Birçoğu, açıkça politik ya da kararlı olmasalar bile, yıllarca ana akım durum komedilerinde günlük yaşamın tek paradigması olarak kutlanan ya da kanıksanan kapitalist modelin eksikliklerini, önceki 10 yıldan daha fazla gösteriyor (Friends’i, How I Met Your Mother’ı düşünün). Ve “The Robinsons” ve 1930’lara saygı duruşundaki “Happy Days”e geri dönebiliriz: Garantili mutlu sonlar, patlayan kariyerler, sürekli gelişen yaşam tarzları… “Stranger Things” gibi hiper-Amerikan bir dizi bile bir semptom haline geliyor… Geçmişin büyük başarılarının tembel devam filmleri gibi, bkz.

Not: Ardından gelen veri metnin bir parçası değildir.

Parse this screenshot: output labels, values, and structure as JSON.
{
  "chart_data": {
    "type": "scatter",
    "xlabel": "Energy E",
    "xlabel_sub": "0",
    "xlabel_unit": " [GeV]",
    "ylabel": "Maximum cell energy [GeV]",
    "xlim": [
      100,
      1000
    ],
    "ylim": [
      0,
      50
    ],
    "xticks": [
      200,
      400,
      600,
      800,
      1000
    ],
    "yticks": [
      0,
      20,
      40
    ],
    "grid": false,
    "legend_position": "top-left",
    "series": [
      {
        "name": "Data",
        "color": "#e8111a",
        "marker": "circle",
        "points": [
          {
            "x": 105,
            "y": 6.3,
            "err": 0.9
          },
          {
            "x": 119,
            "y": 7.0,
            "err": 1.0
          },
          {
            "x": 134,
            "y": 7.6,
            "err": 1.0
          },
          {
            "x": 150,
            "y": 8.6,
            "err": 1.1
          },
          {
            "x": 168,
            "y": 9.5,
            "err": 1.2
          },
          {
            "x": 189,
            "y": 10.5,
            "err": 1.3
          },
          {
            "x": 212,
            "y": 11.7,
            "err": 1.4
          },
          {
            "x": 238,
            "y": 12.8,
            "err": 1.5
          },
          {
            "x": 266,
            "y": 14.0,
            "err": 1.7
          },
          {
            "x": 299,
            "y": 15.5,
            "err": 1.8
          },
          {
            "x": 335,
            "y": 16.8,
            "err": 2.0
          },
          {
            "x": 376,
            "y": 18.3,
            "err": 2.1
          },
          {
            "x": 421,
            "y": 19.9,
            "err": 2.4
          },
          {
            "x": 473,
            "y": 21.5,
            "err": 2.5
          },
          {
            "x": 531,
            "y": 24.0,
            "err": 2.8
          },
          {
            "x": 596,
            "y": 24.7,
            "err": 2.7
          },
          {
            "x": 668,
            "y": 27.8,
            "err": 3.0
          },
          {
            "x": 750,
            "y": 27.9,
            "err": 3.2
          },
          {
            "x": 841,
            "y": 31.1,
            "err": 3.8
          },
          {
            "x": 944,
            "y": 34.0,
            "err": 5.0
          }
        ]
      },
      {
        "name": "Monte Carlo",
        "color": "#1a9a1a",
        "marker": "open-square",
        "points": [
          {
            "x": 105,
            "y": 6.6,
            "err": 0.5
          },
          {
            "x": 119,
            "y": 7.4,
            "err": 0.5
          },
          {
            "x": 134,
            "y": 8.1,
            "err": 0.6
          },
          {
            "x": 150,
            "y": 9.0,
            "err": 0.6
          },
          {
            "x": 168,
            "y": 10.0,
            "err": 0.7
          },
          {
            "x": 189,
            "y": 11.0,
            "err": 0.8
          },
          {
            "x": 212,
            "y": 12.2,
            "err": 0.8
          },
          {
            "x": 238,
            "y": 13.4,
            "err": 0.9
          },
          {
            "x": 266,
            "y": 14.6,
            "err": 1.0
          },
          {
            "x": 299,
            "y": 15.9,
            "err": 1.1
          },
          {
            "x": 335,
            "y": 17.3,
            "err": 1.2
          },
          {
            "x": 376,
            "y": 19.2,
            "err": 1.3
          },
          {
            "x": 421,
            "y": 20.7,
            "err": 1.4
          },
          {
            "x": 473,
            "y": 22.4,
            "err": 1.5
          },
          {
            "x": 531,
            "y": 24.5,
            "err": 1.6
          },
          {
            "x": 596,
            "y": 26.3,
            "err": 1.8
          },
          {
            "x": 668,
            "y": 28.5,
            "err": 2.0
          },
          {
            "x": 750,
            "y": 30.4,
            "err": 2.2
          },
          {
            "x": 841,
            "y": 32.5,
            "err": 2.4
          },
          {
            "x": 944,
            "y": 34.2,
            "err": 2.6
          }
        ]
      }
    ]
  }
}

Hayalet Avcıları… Çünkü her şey, ABD’nin dünya üzerinde büyük bir yumuşak güç olarak faaliyet gösterdiği bir döneme, 80’lere duyulan nostaljiyle ilgili. 2000’li yılların en etkili sitcom’u olan “The Office”, büyük şirketlerle karşı karşıya gelen orta ölçekli bir şirket çalışanının sıkıcı ve anlamsız hayatının bir eleştirisi, ofis hayatının paradoksal, cesur dinamikleri üzerine acımasız bir hiciv olarak hayata başladı. “The Americans” ilk bölümde hala görülebilen siyah perdeyi kaldırdı ve sezonlar geçtikçe, her şey daha iyimser hale geldi, sonunda herkes hayallerine ulaştı (Michael evleniyor ve çocuk sahibi oluyor, Dwight sevdiği kadını kazanıyor ve yönetici oluyor, Jim Pam ile evleniyor ve sevdiği bir iş bulmayı başarıyor). Bugün “The Office”in kurumsal dinamiklere yönelik daha eleştirel bir çağrışımı olacağını, içinde biraz daha post-Marksizm olacağını düşünebilirsiniz.

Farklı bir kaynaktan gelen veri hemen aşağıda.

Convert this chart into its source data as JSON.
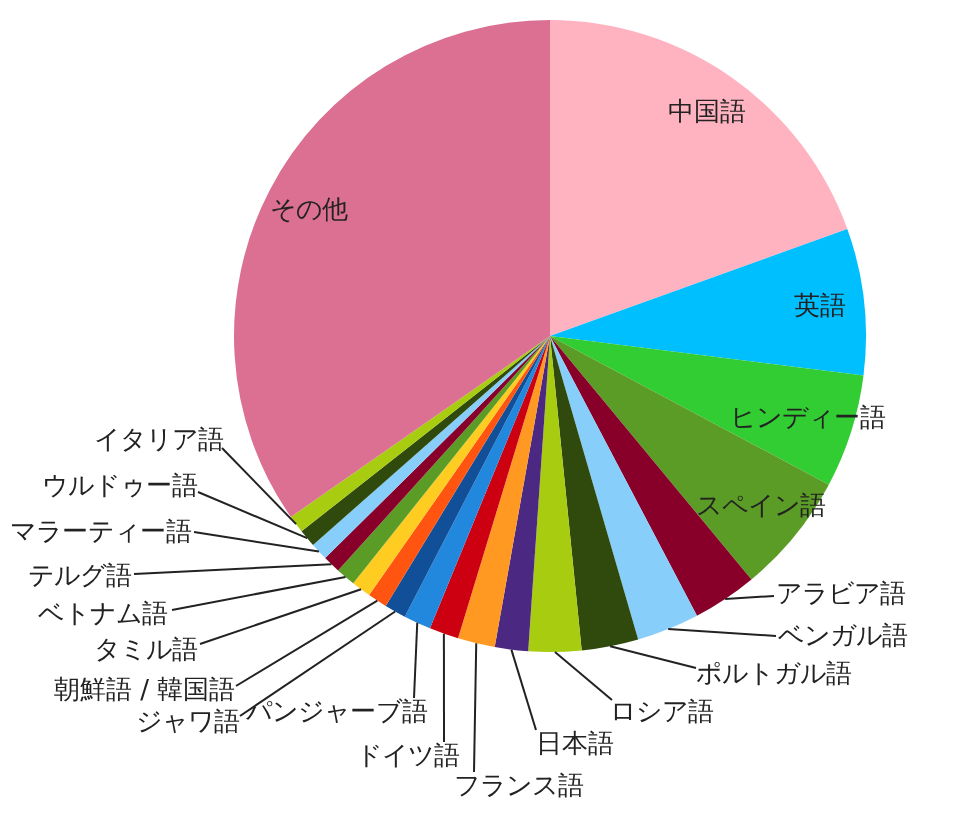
{
  "chart_data": {
    "type": "pie",
    "categories": [
      "中国語",
      "英語",
      "ヒンディー語",
      "スペイン語",
      "アラビア語",
      "ベンガル語",
      "ポルトガル語",
      "ロシア語",
      "日本語",
      "フランス語",
      "ドイツ語",
      "パンジャーブ語",
      "ジャワ語",
      "朝鮮語 / 韓国語",
      "タミル語",
      "ベトナム語",
      "テルグ語",
      "マラーティー語",
      "ウルドゥー語",
      "イタリア語",
      "その他"
    ],
    "values": [
      19.5,
      7.5,
      5.8,
      6.2,
      3.3,
      3.2,
      2.9,
      2.7,
      1.7,
      1.9,
      1.5,
      1.4,
      1.1,
      1.0,
      1.0,
      1.0,
      0.9,
      0.9,
      0.9,
      0.9,
      34.7
    ],
    "colors": [
      "#ffb3c1",
      "#00bfff",
      "#32cd32",
      "#5b9c26",
      "#88002a",
      "#87cefa",
      "#2f4a0c",
      "#a8cc10",
      "#4b2882",
      "#ff9922",
      "#cc0011",
      "#2288dd",
      "#114f99",
      "#ff5511",
      "#ffcc22",
      "#5b9c26",
      "#88002a",
      "#87cefa",
      "#2f4a0c",
      "#a8cc10",
      "#db7093"
    ],
    "legend": false
  }
}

LİBERALİZM – KAPİTALİZM; DÜNYADAKİ ELÇİSİ ABD

Naomi Shihab Nye bir şair ve Texas State Üniversitesi’nde yaratıcı yazarlık profesörü The Atlantic Dergisi’nde sihrin nasıl yok olduğunu şöyle yazıyor: “Eğer bir devlet gücünü başkalarının gözünde meşrulaştırabilirse, daha az dirençle karşılaşır. Kültürü ve ideolojisi çekiciyse, diğerleri onu daha kolay takip edecektir. Dolayısıyla liberalizmi – ve kapitalizmi ve onu çevreleyen her şeyi – sorgulamaya başlarsak, onun ana temsilcisi, dünyadaki elçisi olan ABD’nin etrafındaki aura çöker. Bu sürecin pek çok nedeni var. Bazıları doğal, bazıları daha az doğal, bazıları kaçınılmaz, bazıları değil. Entelektüeller bunları aramış, küçük çöküşlerin işaretlerini adım adım tespit etmişlerdir. Entelektüellerin ilerlemedeki düşüşü tahmin etmekten daha çok sevdikleri bir şey yoktur. Günümüzün diğer düşünürleri Edward Gibbon’un, Roma İmparatorluğu’nun “Gerileyiş ve Çöküş Tarihi”ni yeniden okuyarak karşılaştırmaya değer tek imparatorluk olan Roma İmparatorluğu ile paralellikler arıyor. Yanılmazlık algısı çökerse, her şey çöker. Siyasette her zaman bir algı meselesidir.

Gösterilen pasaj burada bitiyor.